- Jafarabad-e Olya Location within Iran
- Coordinates: 37°10′24″N 58°17′40″E﻿ / ﻿37.17333°N 58.29444°E
- Country: Iran
- Province: Razavi Khorasan
- County: Quchan
- District: Quchan Atiq
- Rural District: Yazdan

Population (2016)
- • Total: 182
- Time zone: UTC+3:30 (IRST)

= Jafarabad-e Olya, Quchan Atiq =

Village in Razavi Khorasan province, Iran

Jafarabad-e Olya (جعفرابادعليا) (Note: Also romanized as Ja‘farābād-e ‘Olyā; also known as Ja‘farābād) is a village in Yazdan Rural District of Quchan Atiq District in Quchan County, Razavi Khorasan province, Iran.

==Demographics==
===Population===
At the time of the 2006 National Census, the village's population was 235 in 64 households, when it was in Quchan Atiq Rural District of the Central District.
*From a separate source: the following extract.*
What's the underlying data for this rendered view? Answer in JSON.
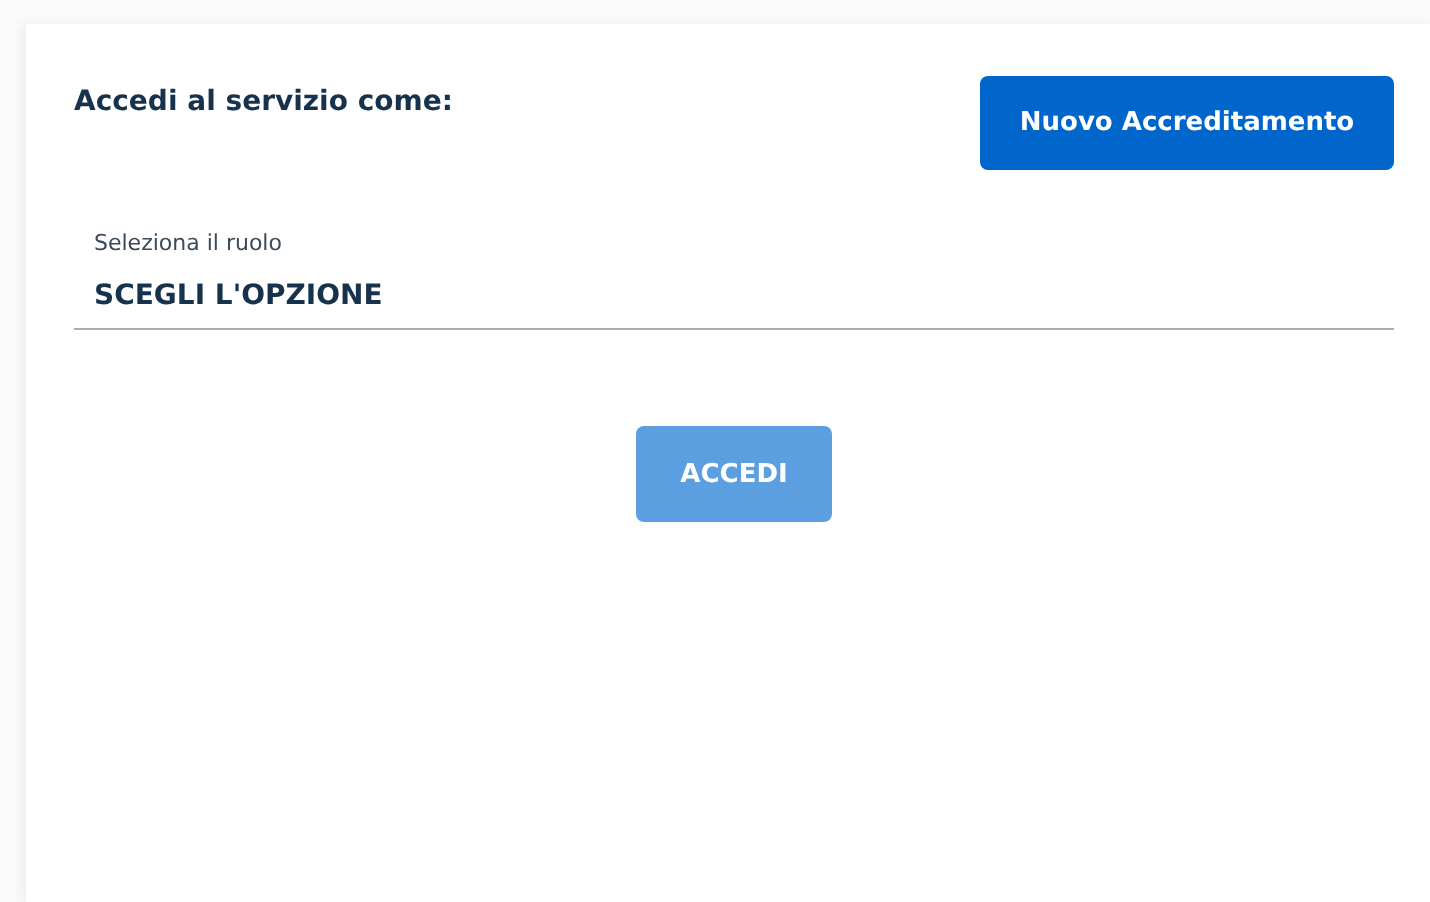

The following census in 2011 counted 216 people in 67 households. The 2016 census measured the population of the village as 182 people in 56 households.

In 2020, the rural district was separated from the district in the establishment of Quchan Atiq District, and Jafarabad-e Olya was transferred to Yazdan Rural District created in the new district.